Different things motivate different athletes, and by getting to know you over many months/years a good coach knows what to say at the right moment to keep you going when the times get tough. Self talk is a very important part of sporting psychology, but we all need a pick me up from a figure we respect every now and then.

Accountability
One of the biggest appeals of coaching for many people is the knowledge of having someone who is reviewing their data and who will pull them up on missed sessions, intervals off target and workouts that miss the objective of the session. The knowledge that someone is going to questions why you missed a workout is often the motivation that people need to head to the pool rather than sit on the sofa.

This is not to say that we will bathe you in a sea of fire, threatening to kick you off the squad if you miss a single session, but we will start asking questions if we see numerous sessions are being skipped, and work with you to figure out out how we can prevent this happening in future. 

Injury triage
Most coaches do not hold any medical qualifications but if you are experiencing pain or tightness we are well placed to refer you to the best person to help.

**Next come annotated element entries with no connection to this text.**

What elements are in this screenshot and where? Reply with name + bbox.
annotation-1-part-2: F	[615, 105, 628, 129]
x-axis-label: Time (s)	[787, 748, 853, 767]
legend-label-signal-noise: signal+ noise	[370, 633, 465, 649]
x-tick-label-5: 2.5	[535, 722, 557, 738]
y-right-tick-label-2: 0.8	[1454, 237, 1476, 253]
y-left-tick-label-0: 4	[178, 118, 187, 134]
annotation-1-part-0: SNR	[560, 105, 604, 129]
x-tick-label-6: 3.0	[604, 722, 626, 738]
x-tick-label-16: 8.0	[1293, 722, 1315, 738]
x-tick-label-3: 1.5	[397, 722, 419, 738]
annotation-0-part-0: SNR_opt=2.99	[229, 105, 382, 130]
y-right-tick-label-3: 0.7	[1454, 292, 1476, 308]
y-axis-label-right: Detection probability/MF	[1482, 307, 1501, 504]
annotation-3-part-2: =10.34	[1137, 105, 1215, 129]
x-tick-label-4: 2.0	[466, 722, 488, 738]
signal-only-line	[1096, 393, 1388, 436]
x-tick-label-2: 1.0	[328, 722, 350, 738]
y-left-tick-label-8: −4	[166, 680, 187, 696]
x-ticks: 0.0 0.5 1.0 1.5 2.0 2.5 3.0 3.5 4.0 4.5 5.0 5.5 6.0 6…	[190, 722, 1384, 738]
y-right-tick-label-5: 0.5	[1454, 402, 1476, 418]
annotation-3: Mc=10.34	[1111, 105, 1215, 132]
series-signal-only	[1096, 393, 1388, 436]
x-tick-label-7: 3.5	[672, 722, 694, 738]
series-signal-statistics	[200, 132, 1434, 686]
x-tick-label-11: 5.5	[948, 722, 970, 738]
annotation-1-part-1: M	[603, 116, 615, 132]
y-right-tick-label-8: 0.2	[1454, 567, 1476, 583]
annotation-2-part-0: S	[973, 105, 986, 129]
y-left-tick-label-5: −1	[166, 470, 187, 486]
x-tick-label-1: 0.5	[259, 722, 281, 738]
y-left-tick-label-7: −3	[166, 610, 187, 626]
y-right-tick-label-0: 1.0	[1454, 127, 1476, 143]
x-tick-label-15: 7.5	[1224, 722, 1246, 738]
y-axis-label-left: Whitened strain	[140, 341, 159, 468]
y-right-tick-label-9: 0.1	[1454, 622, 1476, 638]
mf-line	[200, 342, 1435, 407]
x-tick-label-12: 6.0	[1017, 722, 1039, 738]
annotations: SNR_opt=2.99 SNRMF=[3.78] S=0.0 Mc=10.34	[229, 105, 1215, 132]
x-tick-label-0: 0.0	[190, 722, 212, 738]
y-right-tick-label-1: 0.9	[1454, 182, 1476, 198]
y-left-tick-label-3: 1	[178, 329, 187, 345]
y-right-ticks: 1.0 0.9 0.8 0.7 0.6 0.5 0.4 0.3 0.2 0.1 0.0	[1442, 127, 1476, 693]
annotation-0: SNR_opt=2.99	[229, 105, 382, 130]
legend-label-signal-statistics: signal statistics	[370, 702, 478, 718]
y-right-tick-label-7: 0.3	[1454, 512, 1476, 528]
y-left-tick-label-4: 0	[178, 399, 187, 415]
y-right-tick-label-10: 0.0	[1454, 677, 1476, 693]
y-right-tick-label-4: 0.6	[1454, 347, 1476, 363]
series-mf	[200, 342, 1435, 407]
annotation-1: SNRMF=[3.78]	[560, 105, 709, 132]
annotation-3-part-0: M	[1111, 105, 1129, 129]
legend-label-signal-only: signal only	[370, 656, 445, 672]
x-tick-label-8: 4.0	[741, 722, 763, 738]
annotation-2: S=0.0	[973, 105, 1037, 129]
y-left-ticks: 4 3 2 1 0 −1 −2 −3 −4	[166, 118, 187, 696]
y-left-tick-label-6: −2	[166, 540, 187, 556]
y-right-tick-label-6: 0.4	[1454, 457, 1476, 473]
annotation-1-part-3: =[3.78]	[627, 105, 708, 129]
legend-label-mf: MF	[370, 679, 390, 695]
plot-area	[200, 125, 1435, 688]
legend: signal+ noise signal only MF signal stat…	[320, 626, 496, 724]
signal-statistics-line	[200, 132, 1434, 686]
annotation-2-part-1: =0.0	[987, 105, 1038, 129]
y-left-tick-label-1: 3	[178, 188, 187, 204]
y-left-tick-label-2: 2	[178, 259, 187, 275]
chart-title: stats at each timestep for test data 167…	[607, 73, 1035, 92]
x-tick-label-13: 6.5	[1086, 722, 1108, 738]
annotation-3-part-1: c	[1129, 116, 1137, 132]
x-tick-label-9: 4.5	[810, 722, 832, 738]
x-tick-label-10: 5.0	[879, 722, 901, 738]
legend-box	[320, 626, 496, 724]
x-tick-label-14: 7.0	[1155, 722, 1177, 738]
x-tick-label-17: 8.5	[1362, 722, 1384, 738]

Triathlon coaches have a working knowledge of the most common sports injuries and can advise on the best way to manage these before you see a specialist, or whether you need to stop running immediately. Good communication is key here, with the athlete informing the coach of any abnormalities as soon as they appear. Most running injuries can be successfully managed we act quickly, and a coach’s expertise can ensure this happens quickly without aggravating the injury further.

Physiotherapists are normally best placed to advise you on treating the causes of running injuries, as this is what they spend the vast majority of their time correcting, but shoulder injuries in swimming are normally caused by poor technique, which as triathlon coaches we are well placed to correct.

Camaraderie
I only take on clients who I believe I can foster some kind of friendship with. While I don’t expect them to invite me to the hospital to meet their newborn child, I want to ensure we have a good working relationship, allowing us to crack a few jokes between us and speak freely without worrying about formalities.

It makes discussing difficult subjects easier, if I know an athlete well I can better discuss with them prickly subjects such as whether their training has affected their periods, changes in mood, bowel functions and other subjects you probably don’t feel comfortable discussing with a relative stranger. Most importantly it makes the journey a more positive and enjoyable experience for both parties. 

 

A recent survey by TrainingPeaks suggested that around 90% of athletes believe they would improve from working with a coach, and 90% of those working with a coach are satisfied with the service they receive, so if you are on the fence about hiring a coach, why not try it for a few months and see where it takes you?